A juíza-carcereira, a milionária Carolina Lebbos, leniente quando a causa envolve o universo dos ricos (dinheiro), decidiu que Lula merece uma pena ainda mais injusta e cruel que a de Moro e a dos outros juízes-ricos, os do TRF-4. Mesmo contra uma lei da ditadura militar, que garante o direito a visitas, ela proibiu-as, até mesmo a de um médico. Com isso, imagina cortar o ar que Lula respira: a trama de relações com as pessoas. Pretende condená-lo à morte.

Por Mauro Lopes

O Poder Judiciário, que um dia foi denominado Justiça, tornou-se no Brasil uma reserva de mercado para jovens filhos de famílias ricas. O mesmo aconteceu com o Ministério Público. Seus concursos são disputadíssimos e só filhinhos de mamãe e de papai que não precisam trabalhar podem dedicar tempo aos estudos. O fato de as vagas serem preenchidas por concurso pode dar a impressão de ser um Poder republicano –do que se vangloriam muitos juízes e juízas e membros do MP. Mas é fachada.

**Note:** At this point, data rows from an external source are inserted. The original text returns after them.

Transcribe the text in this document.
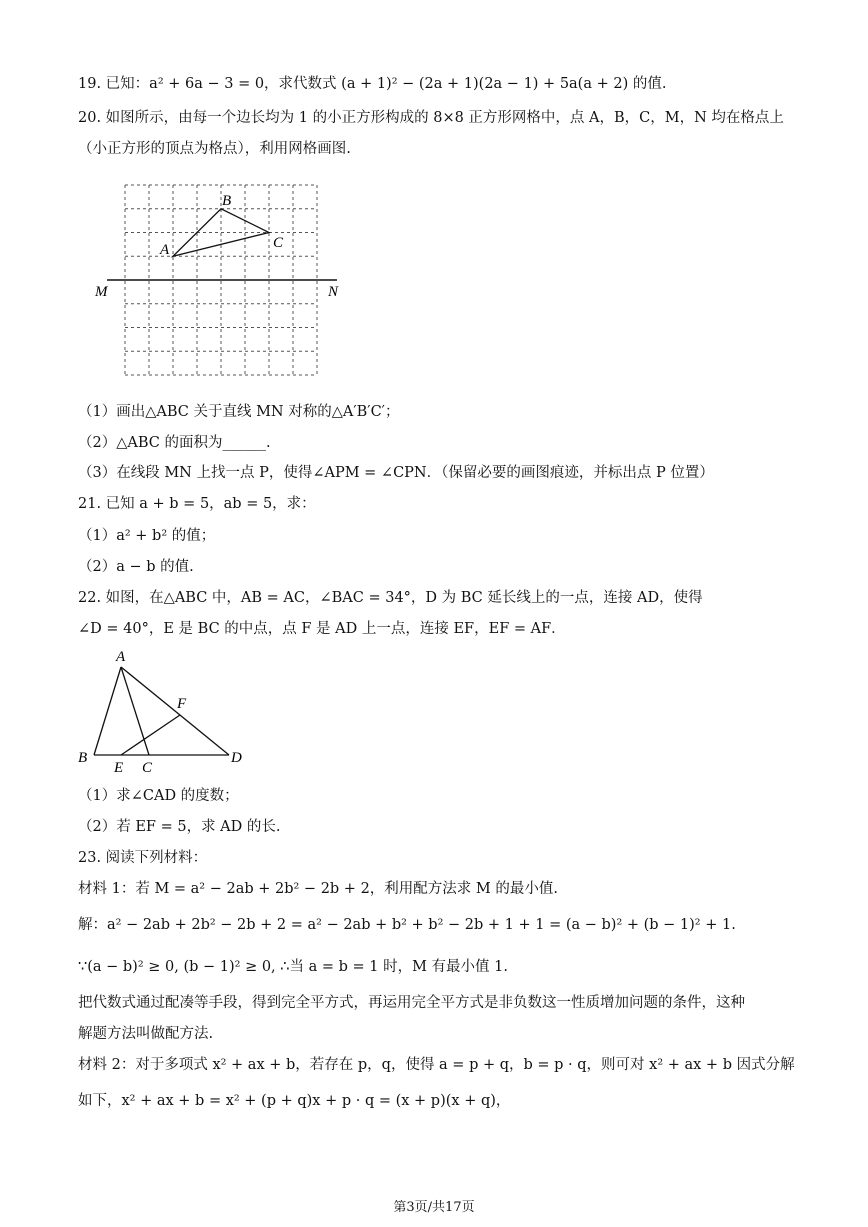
19. 已知：a² + 6a − 3 = 0，求代数式 (a + 1)² − (2a + 1)(2a − 1) + 5a(a + 2) 的值.
20. 如图所示，由每一个边长均为 1 的小正方形构成的 8×8 正方形网格中，点 A，B，C，M，N 均在格点上
（小正方形的顶点为格点），利用网格画图.
B
C
A
M	N
（1）画出△ABC 关于直线 MN 对称的△A′B′C′；
（2）△ABC 的面积为______.
（3）在线段 MN 上找一点 P，使得∠APM = ∠CPN．（保留必要的画图痕迹，并标出点 P 位置）
21. 已知 a + b = 5，ab = 5，求：
（1）a² + b² 的值；
（2）a − b 的值.
22. 如图，在△ABC 中，AB = AC，∠BAC = 34°，D 为 BC 延长线上的一点，连接 AD，使得
∠D = 40°，E 是 BC 的中点，点 F 是 AD 上一点，连接 EF，EF = AF．
A
F
B
E C
D
（1）求∠CAD 的度数；
（2）若 EF = 5，求 AD 的长.
23. 阅读下列材料：
材料 1：若 M = a² − 2ab + 2b² − 2b + 2，利用配方法求 M 的最小值.
解：a² − 2ab + 2b² − 2b + 2 = a² − 2ab + b² + b² − 2b + 1 + 1 = (a − b)² + (b − 1)² + 1.
∵(a − b)² ≥ 0, (b − 1)² ≥ 0, ∴当 a = b = 1 时，M 有最小值 1.
把代数式通过配凑等手段，得到完全平方式，再运用完全平方式是非负数这一性质增加问题的条件，这种
解题方法叫做配方法.
材料 2：对于多项式 x² + ax + b，若存在 p，q，使得 a = p + q，b = p · q，则可对 x² + ax + b 因式分解
如下，x² + ax + b = x² + (p + q)x + p · q = (x + p)(x + q)，
第3页/共17页
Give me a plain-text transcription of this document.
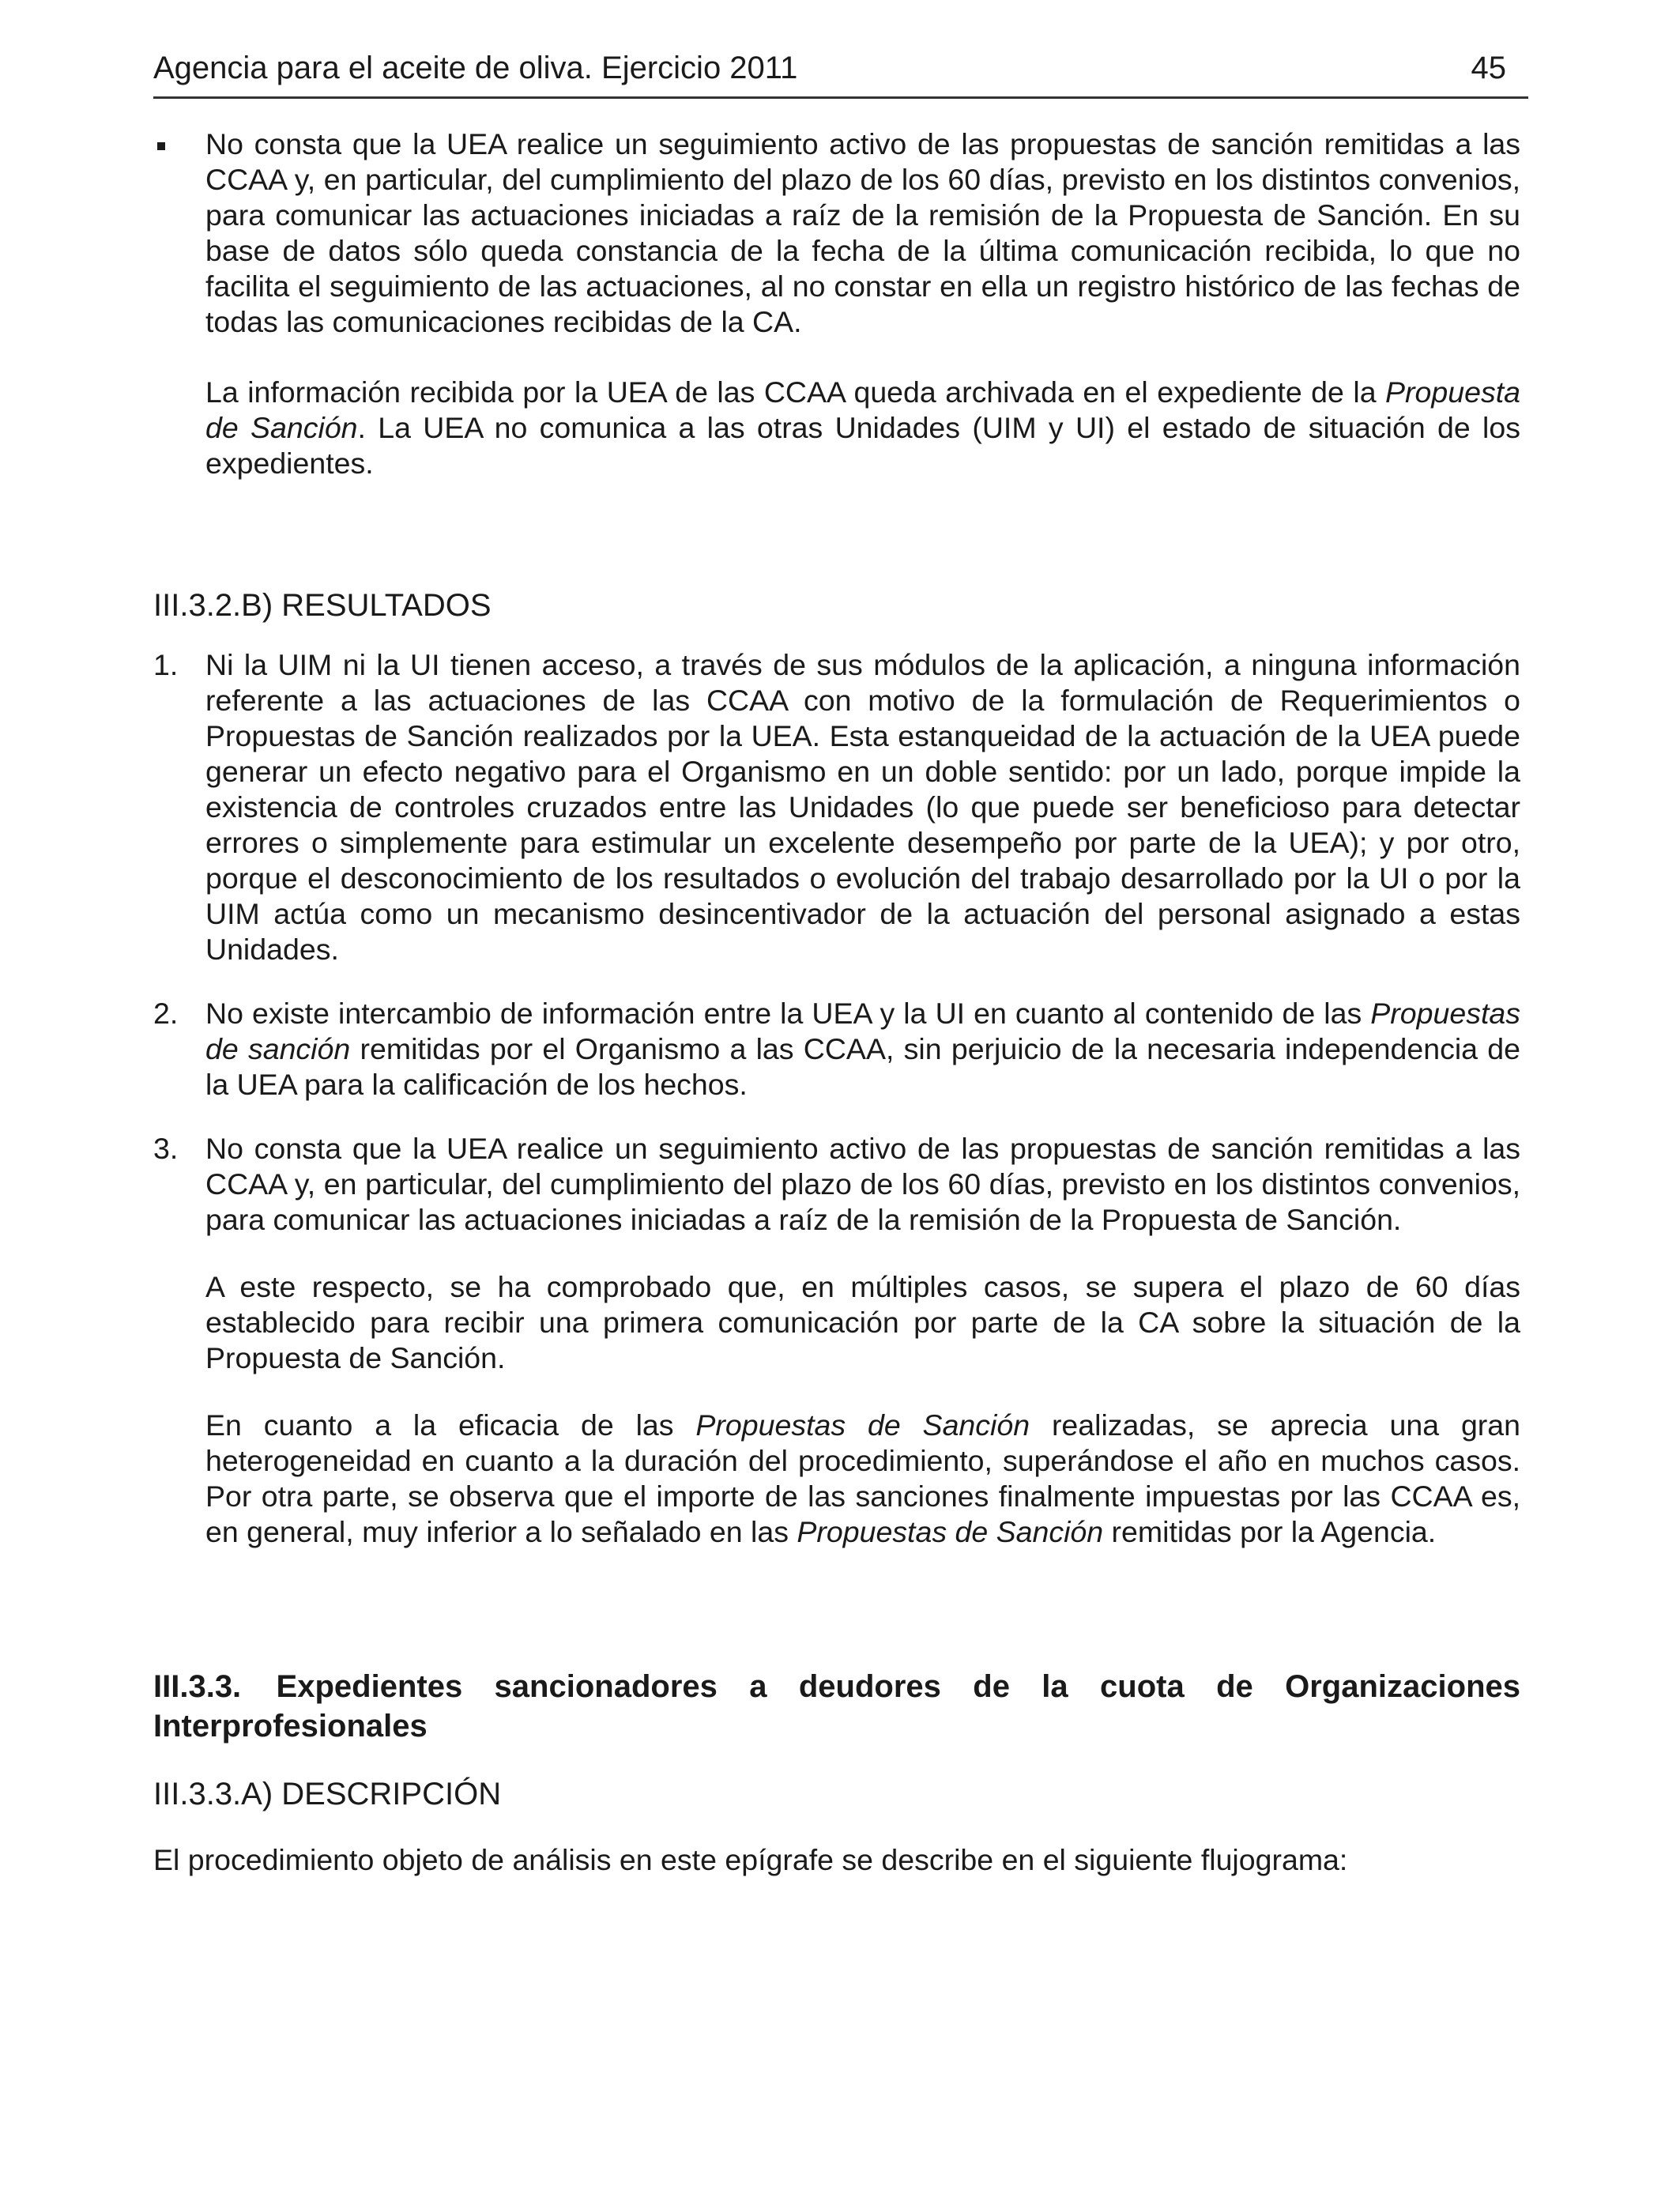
Agencia para el aceite de oliva. Ejercicio 2011	45

No consta que la UEA realice un seguimiento activo de las propuestas de sanción remitidas a las CCAA y, en particular, del cumplimiento del plazo de los 60 días, previsto en los distintos convenios, para comunicar las actuaciones iniciadas a raíz de la remisión de la Propuesta de Sanción. En su base de datos sólo queda constancia de la fecha de la última comunicación recibida, lo que no facilita el seguimiento de las actuaciones, al no constar en ella un registro histórico de las fechas de todas las comunicaciones recibidas de la CA.

La información recibida por la UEA de las CCAA queda archivada en el expediente de la Propuesta de Sanción. La UEA no comunica a las otras Unidades (UIM y UI) el estado de situación de los expedientes.

III.3.2.B) RESULTADOS

1. Ni la UIM ni la UI tienen acceso, a través de sus módulos de la aplicación, a ninguna información referente a las actuaciones de las CCAA con motivo de la formulación de Requerimientos o Propuestas de Sanción realizados por la UEA. Esta estanqueidad de la actuación de la UEA puede generar un efecto negativo para el Organismo en un doble sentido: por un lado, porque impide la existencia de controles cruzados entre las Unidades (lo que puede ser beneficioso para detectar errores o simplemente para estimular un excelente desempeño por parte de la UEA); y por otro, porque el desconocimiento de los resultados o evolución del trabajo desarrollado por la UI o por la UIM actúa como un mecanismo desincentivador de la actuación del personal asignado a estas Unidades.

2. No existe intercambio de información entre la UEA y la UI en cuanto al contenido de las Propuestas de sanción remitidas por el Organismo a las CCAA, sin perjuicio de la necesaria independencia de la UEA para la calificación de los hechos.

3. No consta que la UEA realice un seguimiento activo de las propuestas de sanción remitidas a las CCAA y, en particular, del cumplimiento del plazo de los 60 días, previsto en los distintos convenios, para comunicar las actuaciones iniciadas a raíz de la remisión de la Propuesta de Sanción.

A este respecto, se ha comprobado que, en múltiples casos, se supera el plazo de 60 días establecido para recibir una primera comunicación por parte de la CA sobre la situación de la Propuesta de Sanción.

En cuanto a la eficacia de las Propuestas de Sanción realizadas, se aprecia una gran heterogeneidad en cuanto a la duración del procedimiento, superándose el año en muchos casos. Por otra parte, se observa que el importe de las sanciones finalmente impuestas por las CCAA es, en general, muy inferior a lo señalado en las Propuestas de Sanción remitidas por la Agencia.

III.3.3. Expedientes sancionadores a deudores de la cuota de Organizaciones Interprofesionales

III.3.3.A) DESCRIPCIÓN

El procedimiento objeto de análisis en este epígrafe se describe en el siguiente flujograma:
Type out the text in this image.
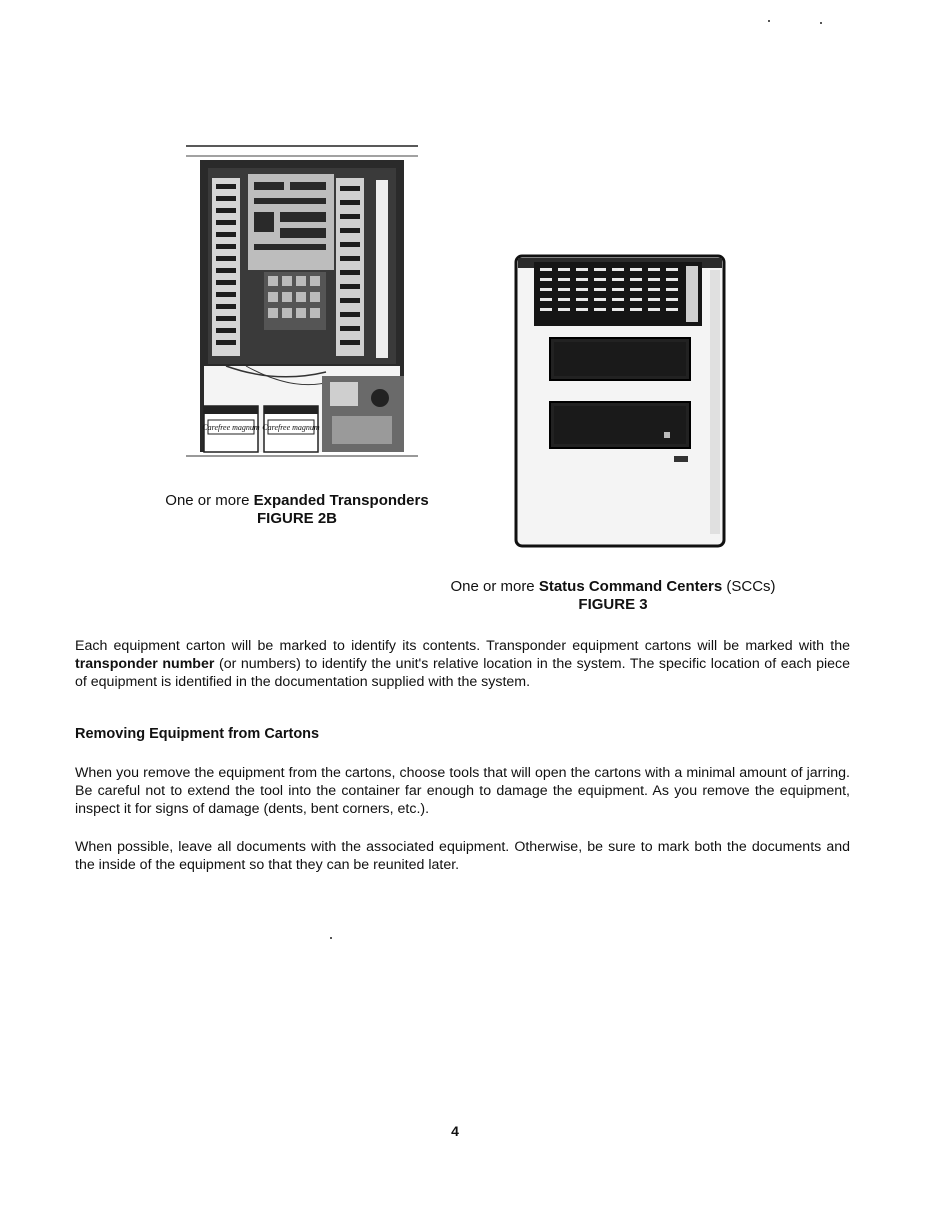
Carefree magnum Carefree magnum
One or more Expanded Transponders
FIGURE 2B
One or more Status Command Centers (SCCs)
FIGURE 3

Each equipment carton will be marked to identify its contents. Transponder equipment cartons will be marked with the transponder number (or numbers) to identify the unit's relative location in the system. The specific location of each piece of equipment is identified in the documentation supplied with the system.

Removing Equipment from Cartons

When you remove the equipment from the cartons, choose tools that will open the cartons with a minimal amount of jarring. Be careful not to extend the tool into the container far enough to damage the equipment. As you remove the equipment, inspect it for signs of damage (dents, bent corners, etc.).

When possible, leave all documents with the associated equipment. Otherwise, be sure to mark both the documents and the inside of the equipment so that they can be reunited later.

4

Juízes e membros do MP afirmam que tudo se resolve pela “competência”, pelo “mérito”; na verdade, tudo se resolve pela vida mansa garantia pelo dinheiro do papai e da mamãe. Quase todos entram nas carreiras no Judiciário e no MP já ricos e as cotas estabelecidas em 2015 pelo Conselho Nacional de Justiça (CNJ) estão longe de surtir efeito. Com o assalto que realizaram ao dinheiro que os pobres depositam nos cofres do Estado, enriquecem ainda mais, com salários acima dos R$ 30 mil mensais, sem contar o “empurrãozinho” da farra do auxílio moradia e do auxílio refeição que são na verdade um extra, uma gorjeta chique para todo mundo, garantindo quase R$ 5 mil a mais todo mês. Há caso de juízes que embolsam com alegria mais de R$ 40 mil, R$ 50 mil num mês –há casos de juízes que receberam mais de R$ 100 mil e até R$ 500 mil.

Uma vez ingressando nas carreiras, os jovens que pertencem às dinastias do Judiciário e do MP, que têm sobrenomes conhecidos nos corredores da ex-Justiça, têm garantido que vovô, vovó, papai, mamãe, titio, titia cuidem de arrumar-lhes rapidamente vaguinhas em tribunais superiores. E assim, la nave va.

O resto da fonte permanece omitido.